For millennia, the idea that rituals create a shared and conventional world of human sociality has been commonplace. From common rites of passage that exist around the world in various forms (weddings, funerals, coming-of-age ceremonies) to patterned actions that seem familiar only to members of the in-group (secret initiations, organizational routines), the voluntary performance of ritual encourages people to participate and engage meaningfully in different spheres of society. While attention to the concept was originally the purview of anthropology, sociology, and history, many other academic disciplines have since turned to ritual as a “window” on the cultural dynamics by which people make and remake their worlds. In terms of journalism studies in particular, the concept of ritual has been harnessed by scholars looking to understand the symbolic power of media to direct public attention, define issues and groups, and cause social cohesion or dissolution.
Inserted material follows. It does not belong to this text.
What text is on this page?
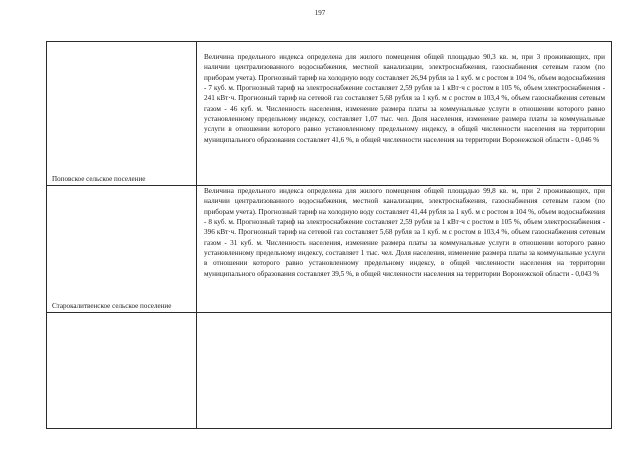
197
Поповское сельское поселение	Величина предельного индекса определена для жилого помещения общей площадью 90,3 кв. м, при 3 проживающих, при наличии централизованного водоснабжения, местной канализации, электроснабжения, газоснабжения сетевым газом (по приборам учета). Прогнозный тариф на холодную воду составляет 26,94 рубля за 1 куб. м с ростом в 104 %, объем водоснабжения - 7 куб. м. Прогнозный тариф на электроснабжение составляет 2,59 рубля за 1 кВт·ч с ростом в 105 %, объем электроснабжения - 241 кВт·ч. Прогнозный тариф на сетевой газ составляет 5,68 рубля за 1 куб. м с ростом в 103,4 %, объем газоснабжения сетевым газом - 46 куб. м. Численность населения, изменение размера платы за коммунальные услуги в отношении которого равно установленному предельному индексу, составляет 1,07 тыс. чел. Доля населения, изменение размера платы за коммунальные услуги в отношении которого равно установленному предельному индексу, в общей численности населения на территории муниципального образования составляет 41,6 %, в общей численности населения на территории Воронежской области - 0,046 %

Старокалитвенское сельское поселение	Величина предельного индекса определена для жилого помещения общей площадью 99,8 кв. м, при 2 проживающих, при наличии централизованного водоснабжения, местной канализации, электроснабжения, газоснабжения сетевым газом (по приборам учета). Прогнозный тариф на холодную воду составляет 41,44 рубля за 1 куб. м с ростом в 104 %, объем водоснабжения - 8 куб. м. Прогнозный тариф на электроснабжение составляет 2,59 рубля за 1 кВт·ч с ростом в 105 %, объем электроснабжения - 396 кВт·ч. Прогнозный тариф на сетевой газ составляет 5,68 рубля за 1 куб. м с ростом в 103,4 %, объем газоснабжения сетевым газом - 31 куб. м. Численность населения, изменение размера платы за коммунальные услуги в отношении которого равно установленному предельному индексу, составляет 1 тыс. чел. Доля населения, изменение размера платы за коммунальные услуги в отношении которого равно установленному предельному индексу, в общей численности населения на территории муниципального образования составляет 39,5 %, в общей численности населения на территории Воронежской области - 0,043 %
Media rituals performed in and through news coverage indicate social norms, common and conflicting values, and different ways of being “in the world.” The idea of ritual in journalism is accordingly related to discussions around the societal power of journalism as an institution, the ceremonial aspects of news coverage (especially around elite persons and extraordinary “media events”), and the different techniques journalists use to “make the news” and “construct reality.” Journalism does more than merely cover events or chronicle history—it provides a mediated space for audiences and publics that both allows and extends rituals that can unite, challenge, and affect society.